Hi Tim
Thanks for bringing some light into the DBO_TRX stuff. Seems like few knew it existed, and hardly anyone understood what it means or how it should be used.
I'll give my thoughts inline and propose a solution at the bottom.
On 25.09.2012 13:38, Tim Starling wrote:
On 25/09/12 19:33, Daniel Kinzler wrote:
So, can someone shed light on what DBO_TRX is intended to do, and how it is supposed to work?
Maybe you should have asked that before you broke it with I8c0426e1.
Well, I did ask about nested transactions on the list. Nobody mentioned the scheme you describe. Is it documented somewhere?
Anyway, I just added warnings, the behavior didn't change.
DBO_TRX provides the following benefits:
- It provides improved consistency of write operations for code which
is not transaction-aware, for example rollback-on-error.
But it *breaks* write consistency for code that *is* transaction aware. Calling begin() will prematurely commit the already open transaction.
- It provides a snapshot for consistent reads, which improves
application correctness when concurrent writes are occurring.
Ok.
Initially, I set up a scheme where transactions were "nested", in the sense that begin() incremented the transaction level and commit() decremented it. When it was decremented to zero, an actual COMMIT was issued. So you would have a call sequence like:
- begin() -- sends BEGIN
- begin() -- does nothing
- commit() -- does nothing
- commit() -- sends COMMIT
This scheme soon proved to be inappropriate, since it turned out that the most important thing for performance and correctness is for an application to be able to commit the current transaction after some particular query has completed. Database::immediateCommit() was introduced to support this use case -- its function was to immediately reduce the transaction level to zero and commit the underlying transaction.
Ok.
When it became obvious that that every Database::commit() call should really be Database::immediateCommit(), I changed the semantics, effectively renaming Database::immediateCommit() to Database::commit(). I removed the idea of nested transactions in favour of a model of cooperative transaction length management:
- Database::begin() became effectively a no-op for web requests and
was sometimes omitted for brevity.
But it isn't! It's not a no-op if there is an active transaction! It *breaks* the active transaction! I think that is the crucial point here.
- Database::commit() should be called after completion of a sequence
of write operations where atomicity is desired, or at the earliest opportunity when contended locks are held.

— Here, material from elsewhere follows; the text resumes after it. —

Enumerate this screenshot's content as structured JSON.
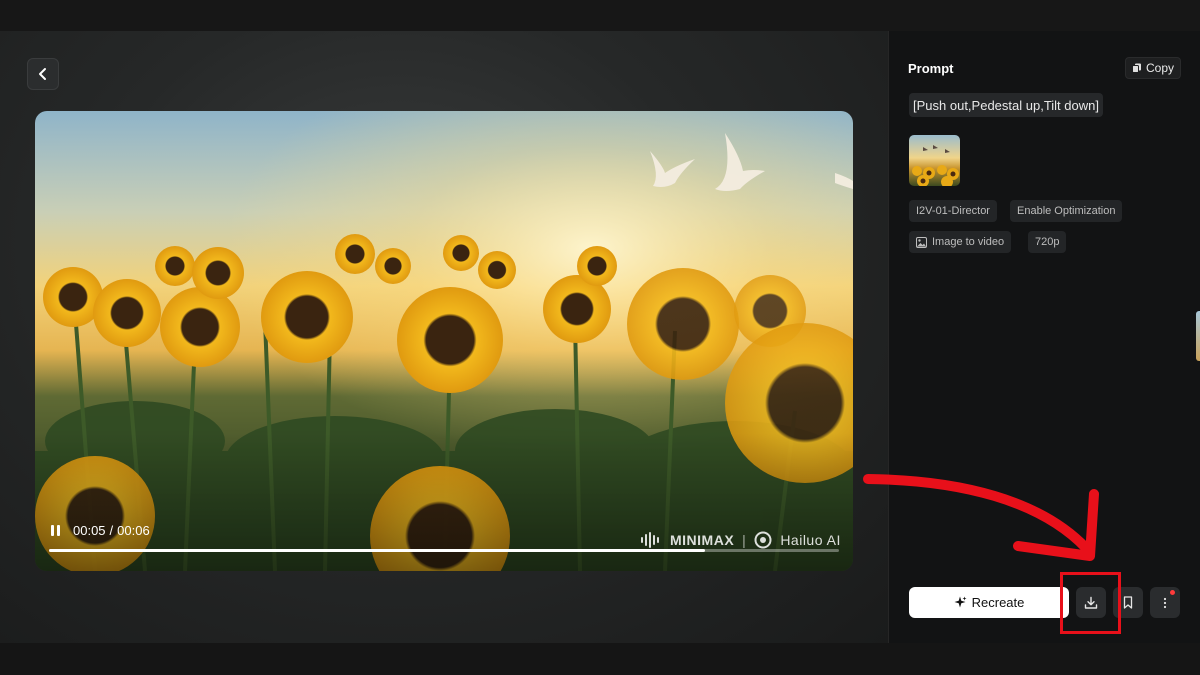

Ok, so it's basically a savepoint.
Using that scheme, a new transaction should be started immediately after the commit(). I guess when DBO_TRX is set, query() will do that.
In cases where transactions end up being too short due to the need for a called function to commit a transaction when the caller already has a transaction open, it is the responsibility of the callers to introduce some suitable abstraction for serializing the transactions.
In the presence of hooks implemented by extensions, this frankly seems impossible. Also, it would require functions to document exactly if and when they are using transactions, and hooks have to document whether implementors can use transactions.
Currently, the only safe way for an extension to use transactions seems to be to check the trxLevel explicitly, and only start a transaction if there is none already in progress. Which effectively brings us back to the level-counting scheme.
When transactions too long, you hit performance problems due to lock contention.
Yes... which makes me wonder why it's a good idea to start a transaction upon the first select, even for requests that do not write to the database at all.
When transactions are too short, you hit consistency problems when requests fail. The scheme I introduced favours performance over consistency. It resolves conflicts between callers and callees by using the shortest transaction time. I think was an appropriate choice for Wikipedia, both then and now, and I think it is probably appropriate for many other medium to high traffic wikis.
In terms of performance, perhaps it would be feasible to use short transactions with an explicit begin() with savepoints for nesting. But then you would lose the consistency benefits of DBO_TRX that I mentioned at the start of this post.
I'm trying to think of a way to implement this scheme without breaking transactions and causing creeping inconsistencies.
For the semantics you propose, begin() and commit() seem to be misleading names - flush() would be more descriptive of what is going on, and implies no nesting.
So, how about this:
* normally, flush() will commit any currently open DBO_TRX transaction (and the next query will start a new one). In cli (auto-commit) mode, it would do nothing.
* begin() and end() (!) use counted levels. In auto-commit mode, the outer-most level of them starts and commits a transaction.
* Between begin and end, flush does nothing.
This would allow us to use the "earliest commit" semantics, but also control blocks of DB operations that should be consistent and atomic. And it would make it explicit to programmers what they are doing.
-- daniel
PS: for the time being, I suggest to just disable the transaction warnings if the DBO_TRX flag is set. That lets us keep warnings about the use of nested transactions in unit tests without flooding the logs.